AwayWithGeese deterrent featured on DIY Network

One Cincinnati entrepreneur's latest invention is getting national attention for easily and effectively getting rid of the pesky Canada Geese that many a Midwesterner is familiar with.

AwayWithGeese, developed by Thomas Wells of Sayler Park, has been on the market for seven years. The solar-powered device works by emitting bursts of light that simulate the eye reflection of the predators of geese, disrupting their nightly sleep. AwayWithGeese looks like a much larger version of the solar lights that many homeowners place in their yards.

The light's base is black, and the orange light fixture emits the glow of a 100-watt bulb. One light can cover about three acres, but is barely detectible to humans, Wells says. The light can stay outside year round, and can operate for up to six days on a charge.

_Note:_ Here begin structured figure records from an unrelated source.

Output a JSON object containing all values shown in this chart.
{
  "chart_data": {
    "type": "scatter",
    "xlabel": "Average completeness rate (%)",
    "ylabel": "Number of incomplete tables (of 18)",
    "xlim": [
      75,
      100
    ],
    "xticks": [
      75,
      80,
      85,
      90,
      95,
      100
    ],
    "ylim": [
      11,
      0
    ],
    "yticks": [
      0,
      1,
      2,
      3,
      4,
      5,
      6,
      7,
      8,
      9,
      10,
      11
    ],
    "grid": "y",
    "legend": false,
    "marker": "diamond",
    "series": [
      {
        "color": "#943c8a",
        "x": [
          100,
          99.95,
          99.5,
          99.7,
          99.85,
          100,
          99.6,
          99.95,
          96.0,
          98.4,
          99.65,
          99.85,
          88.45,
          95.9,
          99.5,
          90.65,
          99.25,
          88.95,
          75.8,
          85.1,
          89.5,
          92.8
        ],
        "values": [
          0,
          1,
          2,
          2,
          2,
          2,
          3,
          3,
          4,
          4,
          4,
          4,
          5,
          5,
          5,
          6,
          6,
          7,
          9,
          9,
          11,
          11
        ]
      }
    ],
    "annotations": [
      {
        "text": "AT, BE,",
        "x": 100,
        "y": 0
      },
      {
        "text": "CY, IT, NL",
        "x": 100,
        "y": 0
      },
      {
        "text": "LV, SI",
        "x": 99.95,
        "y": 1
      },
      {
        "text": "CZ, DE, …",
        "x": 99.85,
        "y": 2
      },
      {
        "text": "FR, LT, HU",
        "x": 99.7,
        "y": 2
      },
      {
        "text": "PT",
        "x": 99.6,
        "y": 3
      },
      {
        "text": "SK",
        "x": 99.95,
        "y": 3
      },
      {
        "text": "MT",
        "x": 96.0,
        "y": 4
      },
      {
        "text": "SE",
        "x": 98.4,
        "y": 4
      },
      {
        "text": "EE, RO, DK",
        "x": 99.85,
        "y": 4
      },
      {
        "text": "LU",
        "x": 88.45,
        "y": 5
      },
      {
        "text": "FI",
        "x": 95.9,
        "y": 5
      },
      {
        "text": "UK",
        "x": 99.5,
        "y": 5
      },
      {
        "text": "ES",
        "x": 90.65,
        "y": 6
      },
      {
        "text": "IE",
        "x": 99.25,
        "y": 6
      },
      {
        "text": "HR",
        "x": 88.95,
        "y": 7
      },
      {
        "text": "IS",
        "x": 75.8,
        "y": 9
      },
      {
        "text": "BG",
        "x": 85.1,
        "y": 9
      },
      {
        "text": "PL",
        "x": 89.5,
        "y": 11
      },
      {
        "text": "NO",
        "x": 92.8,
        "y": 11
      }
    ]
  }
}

Wells says AwayWithGeese offers an easy and humane way to get rid of the Canada Geese that plague ponds and waterways near golf courses, businesses and homes. Those geese aren't just a nuisance, they're dirty, leaving behind two-to-four pounds of waste a day.

"Geese like to eat, sleep and poop in the same place. If you take away their ability to do one of those things, they'll go find a new spot," Wells says. "They can't sleep with our patented light."

Wells product has been sold around the world, has 55 U.S. and Canadian distributors and has been featured in a host of news articles. Most recently, it was featured in DIY Networks Brother's on Call home renovation show. The show aired July 1, and you can catch it in repeats through mid-August.

"It's been good publicity for us," Wells says.

Individual property owners make up the company's largest chunk of customers. Municipalities, parks, high schools, universities and golf courses are also big buyers.

It looks as if AwayWithGeese will have plenty of room to grow. When Wells first developed the product it was estimated there were 1.8 million geese in the U.S. throughout the year. That number has jumped to 8 million today, Wells says.

Since the company's start, he has developed several versions of the product to suit customer needs. There are land-based and water-based units, as well as rooftop and sports field units. The lights range in price from $349 to $379.